“There is a human prejudice in favor of animals,” an Alabama botanist tells author Georgann Eubanks midway through Saving the Wild South: The Fight for Native Plants on the Brink of Extinction. “People are much more interested in the big, brown-eyed Florida panther than, say, Furbish’s lousewort.”
It’s a sentiment echoed throughout the book: An animal declared a federally endangered species can halt construction of a dam or highway, but a plant similarly facing extinction barely registers in the public mindset. In a highly readable account that roams from wetlands to mountaintops, Eubanks attempts to change such views. Each of her 10 chapters dives deeply into the stories of endangered plants in the American South. As she travels to find wild plants in Alabama, Georgia, Florida, North and South Carolina, and Tennessee, Eubanks meets and profiles various botanists and volunteers who have fought to protect them.
In Tennessee, for example, she visits Jon Evans, a biology professor at the University of the South, who has found six varieties of Clematis Morefieldi, or Morefield’s leather flower, a member of the buttercup family with hanging lavender-and-green blossoms that she describes as “looking like little lanterns.” It is the only endangered plant species living within “The Domain,” as the vast parklike campus is known. Evans and two undergraduates have found varieties of the plant living only on south-facing rock ledges of the Cumberland Plateau. Near Huntsville, Alabama, Eubanks meets Jim Morefield, who first discovered the species and for whom it is named.
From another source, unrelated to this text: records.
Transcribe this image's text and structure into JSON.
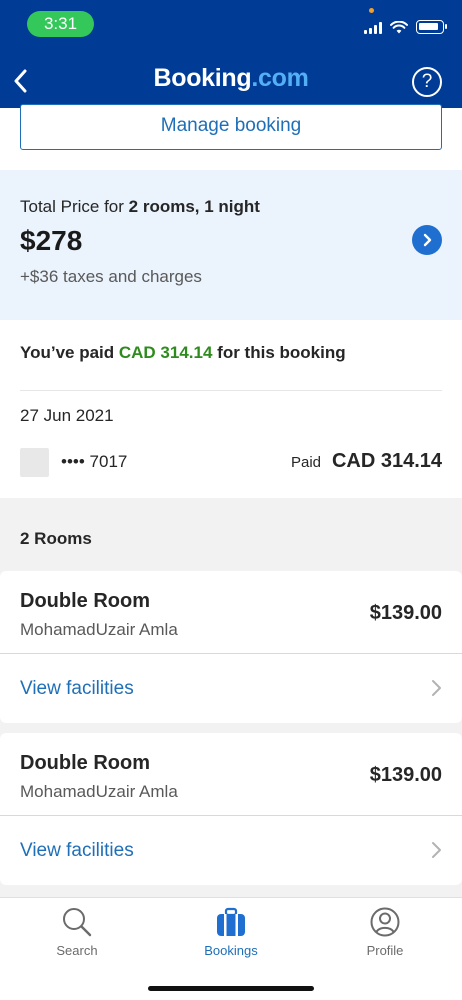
{
  "status_bar": {
    "time": "3:31"
  },
  "header": {
    "logo_main": "Booking",
    "logo_suffix": ".com",
    "help_symbol": "?"
  },
  "manage_label": "Manage booking",
  "total": {
    "prefix": "Total Price for ",
    "rooms_nights": "2 rooms, 1 night",
    "amount": "$278",
    "taxes": "+$36 taxes and charges"
  },
  "payment": {
    "line_prefix": "You’ve paid ",
    "line_amount": "CAD 314.14",
    "line_suffix": " for this booking",
    "date": "27 Jun 2021",
    "card_masked": "•••• 7017",
    "paid_label": "Paid",
    "paid_amount": "CAD 314.14"
  },
  "rooms_heading": "2 Rooms",
  "rooms": [
    {
      "title": "Double Room",
      "guest": "MohamadUzair Amla",
      "price": "$139.00",
      "link": "View facilities"
    },
    {
      "title": "Double Room",
      "guest": "MohamadUzair Amla",
      "price": "$139.00",
      "link": "View facilities"
    }
  ],
  "tabs": [
    {
      "label": "Search",
      "icon": "search-icon",
      "active": false
    },
    {
      "label": "Bookings",
      "icon": "suitcase-icon",
      "active": true
    },
    {
      "label": "Profile",
      "icon": "profile-icon",
      "active": false
    }
  ],
  "colors": {
    "brand_blue": "#003b95",
    "link_blue": "#1f6fb8",
    "paid_green": "#2e8b1e",
    "price_panel": "#ebf3fd"
  }
}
Later in the book, she returns to visit the Plateau near Crossville, where she follows steep gravel roads to a grassland restoration project led by Dwayne Estes, a botanist at Austin Peay State University. Estes points out species existing only in remote prairies that once emerged naturally after seasonal wildfires. He explains that fire-control efforts of the past century, designed to protect timber lands and country estates, have all but eliminated these mountain grasslands, destroying the habitats of many species in the process. Estes laments that “many in the scientific community won’t look any farther back than 1870 to see what preceded these dense forests.”
The book is highlighted with color photographs taken by Donna Campbell, Eubanks herself, and intrepid Southern field researchers like Alan Cressler. The images show not only elusive plants and flowers, but the various people Eubanks encounters in her searches, giving the book the feel of an illustrated travel journal such as a 19th-century naturalist might have produced. This narrative pacing lets readers share the thrill of finding rare patches blooming with the elegant Cahaba lily or the fuzzy American chaffseed, all the while imparting essential information about 21st-century threats that may eliminate these unforgettable species.